For the last ten years, I've put together all sorts of test groups of donors, and applied relationship fundraising principles to one group and not the other. Everytime, the control group subjected to relationship fundraising techniques either gives the same (but we spend way more money on them) or, they actually give LESS. They usually give less, mainly because they are not asked as frequently or as agreesively.
Neverthelss, it seems like everyone (particularly in the UK, but less so around the rest of the world) is convinced that this is the "right" way to raise money. Maybe I just need to ignore the data and just blindly believe too?

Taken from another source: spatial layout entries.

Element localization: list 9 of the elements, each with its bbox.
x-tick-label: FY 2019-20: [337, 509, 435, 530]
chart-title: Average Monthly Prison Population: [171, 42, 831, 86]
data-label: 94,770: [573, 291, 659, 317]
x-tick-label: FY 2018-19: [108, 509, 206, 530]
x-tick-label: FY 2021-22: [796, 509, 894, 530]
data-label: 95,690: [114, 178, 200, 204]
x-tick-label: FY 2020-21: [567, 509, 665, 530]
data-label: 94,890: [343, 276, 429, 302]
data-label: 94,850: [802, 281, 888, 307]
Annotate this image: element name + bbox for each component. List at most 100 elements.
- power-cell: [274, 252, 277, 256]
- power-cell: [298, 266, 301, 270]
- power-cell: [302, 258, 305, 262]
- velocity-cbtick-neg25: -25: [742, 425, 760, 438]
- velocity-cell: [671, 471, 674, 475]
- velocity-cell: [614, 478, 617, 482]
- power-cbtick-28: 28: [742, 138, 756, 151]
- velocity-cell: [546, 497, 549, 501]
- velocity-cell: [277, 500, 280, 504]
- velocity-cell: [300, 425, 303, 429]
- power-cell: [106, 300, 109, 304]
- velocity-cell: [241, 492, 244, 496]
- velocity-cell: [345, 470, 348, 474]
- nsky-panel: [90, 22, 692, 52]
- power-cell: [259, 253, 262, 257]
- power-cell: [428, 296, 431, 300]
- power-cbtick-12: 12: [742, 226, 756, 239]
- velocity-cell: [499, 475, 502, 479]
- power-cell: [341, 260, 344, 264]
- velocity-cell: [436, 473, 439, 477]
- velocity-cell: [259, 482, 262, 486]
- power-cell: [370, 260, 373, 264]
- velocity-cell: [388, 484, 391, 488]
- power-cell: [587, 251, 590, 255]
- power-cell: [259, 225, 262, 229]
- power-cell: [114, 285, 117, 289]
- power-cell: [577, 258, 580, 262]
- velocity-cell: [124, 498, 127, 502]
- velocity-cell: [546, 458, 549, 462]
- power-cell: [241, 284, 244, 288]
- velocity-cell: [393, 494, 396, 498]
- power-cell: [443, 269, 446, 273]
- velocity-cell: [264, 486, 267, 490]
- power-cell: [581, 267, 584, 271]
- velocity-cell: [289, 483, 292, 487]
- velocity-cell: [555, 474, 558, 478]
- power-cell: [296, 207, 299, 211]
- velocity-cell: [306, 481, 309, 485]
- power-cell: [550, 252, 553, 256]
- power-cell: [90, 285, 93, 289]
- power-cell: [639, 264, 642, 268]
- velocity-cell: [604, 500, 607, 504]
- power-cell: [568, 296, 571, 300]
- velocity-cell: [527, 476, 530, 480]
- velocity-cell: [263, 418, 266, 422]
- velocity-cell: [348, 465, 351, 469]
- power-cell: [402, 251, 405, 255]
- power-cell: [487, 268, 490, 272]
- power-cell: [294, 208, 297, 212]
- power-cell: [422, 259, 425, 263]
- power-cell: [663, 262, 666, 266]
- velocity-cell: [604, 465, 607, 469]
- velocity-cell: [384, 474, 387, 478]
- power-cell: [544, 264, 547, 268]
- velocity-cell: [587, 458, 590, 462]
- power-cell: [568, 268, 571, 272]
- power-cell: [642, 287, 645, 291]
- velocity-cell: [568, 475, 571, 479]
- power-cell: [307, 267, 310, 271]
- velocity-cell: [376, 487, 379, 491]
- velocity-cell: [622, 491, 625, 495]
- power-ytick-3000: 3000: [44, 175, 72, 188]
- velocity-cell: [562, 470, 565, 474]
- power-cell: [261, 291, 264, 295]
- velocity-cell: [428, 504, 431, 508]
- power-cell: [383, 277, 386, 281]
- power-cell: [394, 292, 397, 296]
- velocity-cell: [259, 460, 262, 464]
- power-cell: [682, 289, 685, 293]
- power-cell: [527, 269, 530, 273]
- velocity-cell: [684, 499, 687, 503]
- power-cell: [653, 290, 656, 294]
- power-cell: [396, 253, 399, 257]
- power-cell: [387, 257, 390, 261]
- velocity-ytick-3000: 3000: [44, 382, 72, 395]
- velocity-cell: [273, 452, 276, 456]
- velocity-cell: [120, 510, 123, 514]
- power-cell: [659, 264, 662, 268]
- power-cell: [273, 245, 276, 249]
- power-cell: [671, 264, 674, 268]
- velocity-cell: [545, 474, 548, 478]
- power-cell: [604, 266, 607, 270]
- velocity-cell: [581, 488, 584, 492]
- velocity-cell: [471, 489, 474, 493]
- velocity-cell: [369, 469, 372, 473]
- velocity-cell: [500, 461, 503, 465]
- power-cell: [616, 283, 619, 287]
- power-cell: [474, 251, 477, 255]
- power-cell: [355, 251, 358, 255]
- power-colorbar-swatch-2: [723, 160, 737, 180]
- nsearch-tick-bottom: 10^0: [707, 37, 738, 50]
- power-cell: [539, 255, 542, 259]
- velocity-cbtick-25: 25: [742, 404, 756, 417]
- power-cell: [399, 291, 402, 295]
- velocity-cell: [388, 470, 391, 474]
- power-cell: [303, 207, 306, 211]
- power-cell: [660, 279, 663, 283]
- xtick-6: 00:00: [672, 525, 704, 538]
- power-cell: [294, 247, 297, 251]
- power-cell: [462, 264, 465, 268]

But it's very hard, when you know how many people need help. The idea of raising less money in the name of having some phoney "relationship" with someone I've never met is just dumb.
Also, reading the book, I've noticed that almost every case study had no control group. How did the entire fundraising profession of the UK miss that bit? And then blindly swallow the pill ten years ago when the book came out? Still scratching my head on that one.